I am currently working on writing the separate essays for the colleges I want to apply to, but I am confused and stuck on how to write them. Should they be more informative and formal, or should I write it as if I am telling a story, similar to the Common App essays? For instance, Emory University asks, “If you could go back in time, what advice would you offer yourself at the beginning of secondary/high school?”, and I am not sure if I should start by saying something like, “I would advise myself to…” or if I should start by explaining something that has happened to me during the year and leading on to a “Therefore,”.
Either way is perfectly fine, as long as your overall application answers (by showing, not telling) the real questions, which are:
“Why us?”
“How are you a match to our values and the kind of students we are looking for?”
“What will you contribute to campus and/or our wider community?”
“How will you benefit the most from our resources and what we have to offer?”
“Why should we pick you over every other applicant?”
I see, so either way I write it, I should be writing it in a way where I show them instead of tell them with the points you listed in mind. Thank you!
How would you show something instead of telling it? This is what I’m struggling with the most because I’m afraid that if I’m not direct and blunt with my answers that the admissions reader won’t get an accurate message that I’m trying to tell across.
Emory’s prompt is very helpful.
To give an example:
Telling an admissions officer that you are concerned about homelessness will not come off as very sincere if you’ve never volunteered at a shelter or soup kitchen (or only spent a total of one or two shifts there), right?
A bad essay would hype those two shifts, offer up a cliched lesson learned, profess your love and concern for the destitute in hopes of convincing the college you’re a great person.
But if your extracurricular list says you volunteered 150+ hours each year all four years at that shelter, you don’t have to say you care.
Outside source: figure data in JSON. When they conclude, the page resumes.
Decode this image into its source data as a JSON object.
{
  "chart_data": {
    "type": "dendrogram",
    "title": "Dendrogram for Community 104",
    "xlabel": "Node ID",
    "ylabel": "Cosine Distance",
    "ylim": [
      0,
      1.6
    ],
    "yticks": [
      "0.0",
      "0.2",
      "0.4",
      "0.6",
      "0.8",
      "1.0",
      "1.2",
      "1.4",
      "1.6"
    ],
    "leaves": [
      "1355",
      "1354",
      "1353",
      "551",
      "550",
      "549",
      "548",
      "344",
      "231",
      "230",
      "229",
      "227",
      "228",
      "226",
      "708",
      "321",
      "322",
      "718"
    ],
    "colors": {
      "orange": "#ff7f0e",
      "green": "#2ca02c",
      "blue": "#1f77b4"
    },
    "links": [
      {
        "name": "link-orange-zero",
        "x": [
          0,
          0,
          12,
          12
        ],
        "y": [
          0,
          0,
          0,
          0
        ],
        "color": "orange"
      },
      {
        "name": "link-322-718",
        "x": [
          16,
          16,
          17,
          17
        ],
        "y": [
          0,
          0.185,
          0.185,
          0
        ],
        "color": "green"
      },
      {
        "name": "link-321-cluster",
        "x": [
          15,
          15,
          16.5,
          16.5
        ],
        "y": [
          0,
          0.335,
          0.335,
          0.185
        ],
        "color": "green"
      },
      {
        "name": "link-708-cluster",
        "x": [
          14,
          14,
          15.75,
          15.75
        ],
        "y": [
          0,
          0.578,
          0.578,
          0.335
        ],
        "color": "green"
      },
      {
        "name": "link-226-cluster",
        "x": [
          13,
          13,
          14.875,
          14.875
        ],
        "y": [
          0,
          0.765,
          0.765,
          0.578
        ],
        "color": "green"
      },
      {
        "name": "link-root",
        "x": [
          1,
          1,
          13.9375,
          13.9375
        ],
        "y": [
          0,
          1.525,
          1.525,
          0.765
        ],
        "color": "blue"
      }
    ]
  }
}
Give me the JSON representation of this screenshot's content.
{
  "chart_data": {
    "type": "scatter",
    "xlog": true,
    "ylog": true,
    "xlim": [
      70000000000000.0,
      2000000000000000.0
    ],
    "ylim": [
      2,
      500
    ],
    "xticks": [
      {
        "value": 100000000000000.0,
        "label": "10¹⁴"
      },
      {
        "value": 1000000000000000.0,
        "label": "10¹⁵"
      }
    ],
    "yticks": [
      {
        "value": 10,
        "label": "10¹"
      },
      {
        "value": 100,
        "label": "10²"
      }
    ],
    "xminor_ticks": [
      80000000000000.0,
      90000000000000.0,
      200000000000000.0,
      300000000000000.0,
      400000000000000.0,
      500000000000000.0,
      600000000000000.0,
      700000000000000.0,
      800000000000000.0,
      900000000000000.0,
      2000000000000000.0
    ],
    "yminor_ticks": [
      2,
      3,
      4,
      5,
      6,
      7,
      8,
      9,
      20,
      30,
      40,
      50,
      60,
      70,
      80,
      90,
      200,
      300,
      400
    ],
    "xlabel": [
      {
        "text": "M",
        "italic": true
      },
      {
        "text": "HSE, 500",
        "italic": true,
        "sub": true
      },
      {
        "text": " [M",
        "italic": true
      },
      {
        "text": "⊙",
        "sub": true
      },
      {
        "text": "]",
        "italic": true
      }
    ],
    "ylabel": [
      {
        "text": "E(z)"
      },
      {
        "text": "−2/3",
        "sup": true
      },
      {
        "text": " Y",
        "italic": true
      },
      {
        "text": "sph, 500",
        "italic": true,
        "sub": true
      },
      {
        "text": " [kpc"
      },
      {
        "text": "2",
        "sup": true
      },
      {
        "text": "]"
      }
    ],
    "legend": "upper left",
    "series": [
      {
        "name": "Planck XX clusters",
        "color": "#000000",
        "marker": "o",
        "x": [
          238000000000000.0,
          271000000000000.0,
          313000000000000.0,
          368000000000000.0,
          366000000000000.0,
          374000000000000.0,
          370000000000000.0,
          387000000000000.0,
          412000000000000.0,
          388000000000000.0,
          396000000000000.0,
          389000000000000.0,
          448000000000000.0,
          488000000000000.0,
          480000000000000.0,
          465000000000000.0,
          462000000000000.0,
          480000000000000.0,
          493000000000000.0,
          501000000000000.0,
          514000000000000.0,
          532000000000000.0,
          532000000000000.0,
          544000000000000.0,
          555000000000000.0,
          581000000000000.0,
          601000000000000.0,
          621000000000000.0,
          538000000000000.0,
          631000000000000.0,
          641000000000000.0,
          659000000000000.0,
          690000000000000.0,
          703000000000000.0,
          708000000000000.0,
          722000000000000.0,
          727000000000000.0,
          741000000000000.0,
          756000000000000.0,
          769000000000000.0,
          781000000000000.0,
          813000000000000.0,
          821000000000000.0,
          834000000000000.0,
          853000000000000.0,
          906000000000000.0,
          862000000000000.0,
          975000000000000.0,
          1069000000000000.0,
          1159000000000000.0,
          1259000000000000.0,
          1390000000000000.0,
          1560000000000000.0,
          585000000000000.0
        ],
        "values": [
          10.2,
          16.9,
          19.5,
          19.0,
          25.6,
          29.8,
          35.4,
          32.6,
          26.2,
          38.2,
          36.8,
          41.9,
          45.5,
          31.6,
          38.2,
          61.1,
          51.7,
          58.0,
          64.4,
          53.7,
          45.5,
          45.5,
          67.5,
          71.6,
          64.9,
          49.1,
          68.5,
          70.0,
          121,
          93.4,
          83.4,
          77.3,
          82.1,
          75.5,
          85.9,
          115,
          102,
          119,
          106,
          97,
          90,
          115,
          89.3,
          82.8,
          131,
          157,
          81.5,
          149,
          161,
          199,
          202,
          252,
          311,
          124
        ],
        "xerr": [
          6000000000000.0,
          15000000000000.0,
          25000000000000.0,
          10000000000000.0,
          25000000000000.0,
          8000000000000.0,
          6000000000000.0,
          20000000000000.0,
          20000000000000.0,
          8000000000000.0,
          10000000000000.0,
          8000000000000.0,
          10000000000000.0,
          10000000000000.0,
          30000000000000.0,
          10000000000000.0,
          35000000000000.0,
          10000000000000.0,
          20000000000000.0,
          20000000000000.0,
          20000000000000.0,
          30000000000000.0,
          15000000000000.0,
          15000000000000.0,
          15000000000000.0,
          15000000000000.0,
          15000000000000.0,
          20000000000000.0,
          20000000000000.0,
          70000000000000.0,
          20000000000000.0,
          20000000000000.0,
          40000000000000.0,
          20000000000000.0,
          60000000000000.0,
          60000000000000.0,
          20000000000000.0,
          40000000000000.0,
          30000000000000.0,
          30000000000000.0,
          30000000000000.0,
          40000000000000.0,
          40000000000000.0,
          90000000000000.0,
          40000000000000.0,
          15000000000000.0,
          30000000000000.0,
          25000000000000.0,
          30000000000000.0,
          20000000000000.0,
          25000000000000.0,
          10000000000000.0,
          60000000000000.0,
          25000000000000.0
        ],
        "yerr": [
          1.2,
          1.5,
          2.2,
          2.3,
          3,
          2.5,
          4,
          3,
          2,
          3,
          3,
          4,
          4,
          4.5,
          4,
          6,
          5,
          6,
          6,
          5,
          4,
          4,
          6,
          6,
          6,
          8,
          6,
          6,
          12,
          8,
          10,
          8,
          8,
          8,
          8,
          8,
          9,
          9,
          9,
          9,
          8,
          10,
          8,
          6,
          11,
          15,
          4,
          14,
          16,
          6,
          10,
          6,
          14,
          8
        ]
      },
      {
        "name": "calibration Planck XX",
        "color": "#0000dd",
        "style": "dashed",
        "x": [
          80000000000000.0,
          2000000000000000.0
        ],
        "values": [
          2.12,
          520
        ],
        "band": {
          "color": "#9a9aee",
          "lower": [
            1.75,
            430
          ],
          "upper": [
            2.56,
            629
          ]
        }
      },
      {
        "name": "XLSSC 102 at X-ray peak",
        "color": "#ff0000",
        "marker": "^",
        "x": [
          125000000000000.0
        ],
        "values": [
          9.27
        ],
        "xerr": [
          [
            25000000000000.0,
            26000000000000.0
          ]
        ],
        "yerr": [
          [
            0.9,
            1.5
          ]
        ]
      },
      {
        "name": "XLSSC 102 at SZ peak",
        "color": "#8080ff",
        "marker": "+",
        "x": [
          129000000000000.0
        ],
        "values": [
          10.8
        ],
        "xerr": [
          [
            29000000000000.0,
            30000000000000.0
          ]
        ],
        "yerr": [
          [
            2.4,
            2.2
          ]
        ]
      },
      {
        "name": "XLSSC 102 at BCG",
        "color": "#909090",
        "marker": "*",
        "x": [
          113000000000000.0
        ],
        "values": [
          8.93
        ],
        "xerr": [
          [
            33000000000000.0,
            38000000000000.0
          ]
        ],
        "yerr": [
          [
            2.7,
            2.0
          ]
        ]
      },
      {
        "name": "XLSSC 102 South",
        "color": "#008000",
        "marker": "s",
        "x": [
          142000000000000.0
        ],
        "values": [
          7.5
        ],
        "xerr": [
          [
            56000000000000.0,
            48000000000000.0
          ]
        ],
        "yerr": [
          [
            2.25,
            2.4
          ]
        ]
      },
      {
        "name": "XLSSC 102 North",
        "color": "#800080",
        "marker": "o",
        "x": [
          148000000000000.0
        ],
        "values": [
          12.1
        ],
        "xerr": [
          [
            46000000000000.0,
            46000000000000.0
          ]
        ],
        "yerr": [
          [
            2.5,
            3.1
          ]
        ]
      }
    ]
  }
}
They’ll know because your actions spoke louder than your words.
A good essay would then highlight a moment or a task that was important to you or a shelter guest who made an impression on you. This would reveal aspects of your personality that may not be demonstrated elsewhere on the application, but happen to match what the college values or is looking for.
If you have to be “direct and blunt” that could still be okay. But do give careful thought as to what the rest of your application is not saying about you that needs to be said, and why it might not be clearly sending the message you want it to.